Keisuke Ejima, PhD, post-doctoral fellow in the Office of Energetics, is the recipient of a Grant-in-Aid for Epidemiological Research (1,000,000 Japanese Yen in amount) from the Center of Clinical Epidemiology, St. Luke’s International University, which was established to “cultivate the active clinical research mind among health professionals to improve medical practice.”

The grant-in-aid will fund a study titled “Comparing Different Types of Obesity Index Using Proportional Hazards Model: What Would Be the Most Excellent Obesity Index?” While body mass index (BMI) has been used as a guide for treating and screening excess adiposity, its limitation in the clinical-setting as the only screening tool for obesity treatment is widely accepted. To address this inadequacy recently, clinically relevant obesity staging systems have been used. The main goal of Dr. Ejima’s study is to compare two obesity staging systems in terms of their predictive accuracy or discriminative ability for mortality as well as for other outcomes such as disability. This research will be conducted at UAB under the mentorship of David B. Allison, PhD, distinguished professor and director of the Nutrition Obesity Research Center (NORC) and Office of Energetics, and in collaboration with Tapan Mehta, PhD (co-mentor), assistant professor in the Department of Health Services Administration and associate scientist of the NORC.
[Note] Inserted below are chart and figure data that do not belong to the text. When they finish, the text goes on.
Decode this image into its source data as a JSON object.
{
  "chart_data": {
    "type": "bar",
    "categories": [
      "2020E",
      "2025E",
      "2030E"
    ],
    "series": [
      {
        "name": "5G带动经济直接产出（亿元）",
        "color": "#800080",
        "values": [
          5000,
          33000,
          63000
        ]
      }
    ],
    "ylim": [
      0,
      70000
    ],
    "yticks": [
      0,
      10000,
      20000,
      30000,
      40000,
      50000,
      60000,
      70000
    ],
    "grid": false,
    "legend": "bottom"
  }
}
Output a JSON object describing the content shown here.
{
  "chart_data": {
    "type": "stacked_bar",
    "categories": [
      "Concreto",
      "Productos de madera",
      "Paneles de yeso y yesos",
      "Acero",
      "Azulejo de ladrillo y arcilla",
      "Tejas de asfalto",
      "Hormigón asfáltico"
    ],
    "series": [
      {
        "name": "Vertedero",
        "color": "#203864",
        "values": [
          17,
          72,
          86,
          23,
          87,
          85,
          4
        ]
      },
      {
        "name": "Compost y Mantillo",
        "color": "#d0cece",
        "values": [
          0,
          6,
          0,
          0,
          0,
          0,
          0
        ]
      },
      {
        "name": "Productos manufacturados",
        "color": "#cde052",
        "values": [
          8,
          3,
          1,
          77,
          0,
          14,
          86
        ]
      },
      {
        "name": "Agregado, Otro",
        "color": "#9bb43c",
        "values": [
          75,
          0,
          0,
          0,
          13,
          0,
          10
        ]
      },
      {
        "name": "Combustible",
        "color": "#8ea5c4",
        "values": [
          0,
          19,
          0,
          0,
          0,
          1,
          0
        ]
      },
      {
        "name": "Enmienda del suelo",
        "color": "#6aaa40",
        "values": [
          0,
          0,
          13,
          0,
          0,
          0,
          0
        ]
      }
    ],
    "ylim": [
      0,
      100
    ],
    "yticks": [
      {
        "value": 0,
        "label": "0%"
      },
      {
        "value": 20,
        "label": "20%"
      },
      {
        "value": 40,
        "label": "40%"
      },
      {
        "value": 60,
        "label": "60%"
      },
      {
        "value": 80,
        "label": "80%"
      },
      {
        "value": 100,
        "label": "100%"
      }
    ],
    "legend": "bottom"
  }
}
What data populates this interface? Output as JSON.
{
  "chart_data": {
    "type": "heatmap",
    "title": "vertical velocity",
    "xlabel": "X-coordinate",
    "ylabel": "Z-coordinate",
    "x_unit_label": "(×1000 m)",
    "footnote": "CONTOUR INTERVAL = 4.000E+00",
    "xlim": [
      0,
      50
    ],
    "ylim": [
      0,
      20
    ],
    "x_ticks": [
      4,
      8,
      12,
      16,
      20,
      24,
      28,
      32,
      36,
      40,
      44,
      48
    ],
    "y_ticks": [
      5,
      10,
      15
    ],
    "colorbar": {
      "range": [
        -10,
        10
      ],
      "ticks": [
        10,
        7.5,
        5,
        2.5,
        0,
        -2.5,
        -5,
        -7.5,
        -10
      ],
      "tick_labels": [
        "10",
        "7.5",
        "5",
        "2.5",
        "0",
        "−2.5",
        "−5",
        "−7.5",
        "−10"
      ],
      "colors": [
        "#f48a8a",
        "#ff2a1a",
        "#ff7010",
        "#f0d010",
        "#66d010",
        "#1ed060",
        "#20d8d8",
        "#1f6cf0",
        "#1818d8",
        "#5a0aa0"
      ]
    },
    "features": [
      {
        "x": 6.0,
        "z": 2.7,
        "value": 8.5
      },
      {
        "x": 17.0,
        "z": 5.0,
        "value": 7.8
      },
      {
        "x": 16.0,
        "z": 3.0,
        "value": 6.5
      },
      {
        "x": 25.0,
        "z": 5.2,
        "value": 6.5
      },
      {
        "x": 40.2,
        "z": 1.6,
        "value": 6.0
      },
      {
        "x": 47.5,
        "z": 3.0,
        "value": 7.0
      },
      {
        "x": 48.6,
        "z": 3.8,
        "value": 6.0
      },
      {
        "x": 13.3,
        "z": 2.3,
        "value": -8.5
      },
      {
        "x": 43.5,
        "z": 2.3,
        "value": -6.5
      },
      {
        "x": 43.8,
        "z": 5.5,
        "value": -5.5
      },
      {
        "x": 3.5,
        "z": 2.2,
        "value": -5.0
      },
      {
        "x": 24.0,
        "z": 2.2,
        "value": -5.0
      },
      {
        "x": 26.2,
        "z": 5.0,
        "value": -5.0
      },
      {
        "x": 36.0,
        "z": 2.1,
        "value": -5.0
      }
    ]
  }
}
Dr. Ejima completed his doctoral degree in Information Science and Technology from the University of Tokyo in March 2014. He joined UAB’s NORC and Office of Energetics in September 2014. His research interest is to understand and solve the problems in obesity epidemiology using mathematical model. His post-doctoral research will focus on quantifying mother-to-child obesity inheritability (both genetic and non-genetic) and its potential impact on the obesity epidemic, and on constructing statistical models for optimization of obesity treatment in the clinical-setting.